あえて比喩を用いると、同じ室内にたくさんの人がいる中、殺人犯が一人混ざっているとして、殺人犯が誰かわかっている状態が恐怖、誰だかわからない状態が不安だと私は思います。
なお最初に作ったたとえは、「ハイパー化するインド人がわかっているのが恐怖、わからないのが不安」でした。なぜ自分はインド人をこうもハイパー化させたがるのかがわかりません。
上のたとえを踏まえた上で敢えて不安単独に対して自分の言葉で表現するとしたら、「明確な答えが欲しいのにその答えがわからない、手に入らない状態」というのが不安状態じゃないかとも思います。陰謀論にすがりつく人の心理状態がまさにこれなんじゃないかとも思っており、コロナワクチンが安全かどうかわからない中で「安全じゃない」という言葉に急激にのめりこむのも、こうした下地あってこそじゃないかと考えます。
その不安ですが、先ほどの赤田氏によると「強度の低い不安感情というのは、実は有益」だそうです、これも非常に納得できるというか、ある程度のストレスがあった方が人間の健康状態とかもよくなるといい、身近な例だと締め切りや納期がが迫ってくるにつれて集中力が増すというのは誰でも経験していることでしょう。

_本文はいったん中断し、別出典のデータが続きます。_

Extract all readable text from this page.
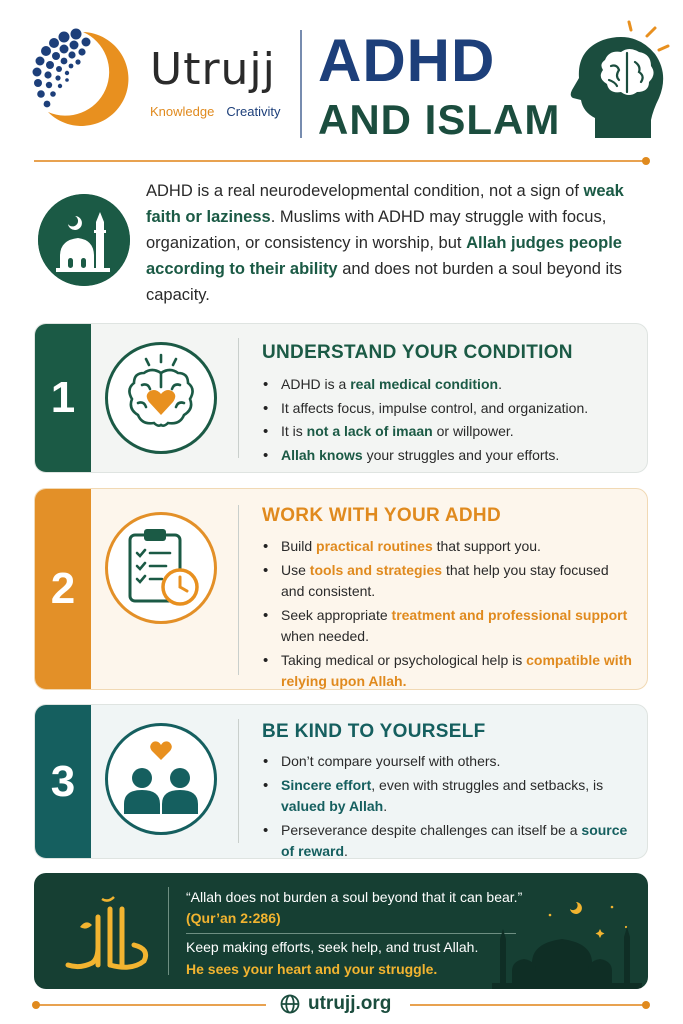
Utrujj
Knowledge Creativity
ADHD
AND ISLAM
ADHD is a real neurodevelopmental condition, not a sign of weak faith or laziness. Muslims with ADHD may struggle with focus, organization, or consistency in worship, but Allah judges people according to their ability and does not burden a soul beyond its capacity.
1
UNDERSTAND YOUR CONDITION
• ADHD is a real medical condition.
• It affects focus, impulse control, and organization.
• It is not a lack of imaan or willpower.
• Allah knows your struggles and your efforts.
2
WORK WITH YOUR ADHD
• Build practical routines that support you.
• Use tools and strategies that help you stay focused and consistent.
• Seek appropriate treatment and professional support when needed.
• Taking medical or psychological help is compatible with relying upon Allah.
3
BE KIND TO YOURSELF
• Don’t compare yourself with others.
• Sincere effort, even with struggles and setbacks, is valued by Allah.
• Perseverance despite challenges can itself be a source of reward.
“Allah does not burden a soul beyond that it can bear.”
(Qur’an 2:286)
Keep making efforts, seek help, and trust Allah.
He sees your heart and your struggle.
utrujj.org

もちろん極度な不安状態が良くないのは言うまでもないですが、一番最初の陰謀論の話に戻すと、そうした陰謀論がはやる背景としては社会に不安がはびこっている、人々の間に不安が大きくもたげている状態にある可能性があります。その上で陰謀論にはまる人にはその陰謀論が間違っているというより、その人が何に不安を持っているのかを探り、それを解消してやる方が陰謀論から目を覚まさせるキーになるような気がします。
ほかの例でもそうですが、なんかおかしな行動をとる人というのは何かしらその背景となる精神的疾患や問題があるように私には見えます。でもってそうした原因は異常行動からは一見して推定し辛く、粘り強く観察してそれらを探り当てて解消する必要があるのではと思います。
先ほどの陰謀論でも、かねてからワクチンに疑問を持っていたというよりは、家族や将来、健康に関する不安にさいなまされていたところで、その手の陰謀論に触れて縋りつくようになったというパターンの方が多いのではないかと思います。であればその不安の原因を解消しなければ、陰謀論を捨てることもないでしょう。
そんな風にいろいろ考えている中で、「日本のホラー漫画って、恐怖というより不安を煽るよな」とも思えてきたのでその辺はまた次回に書きます。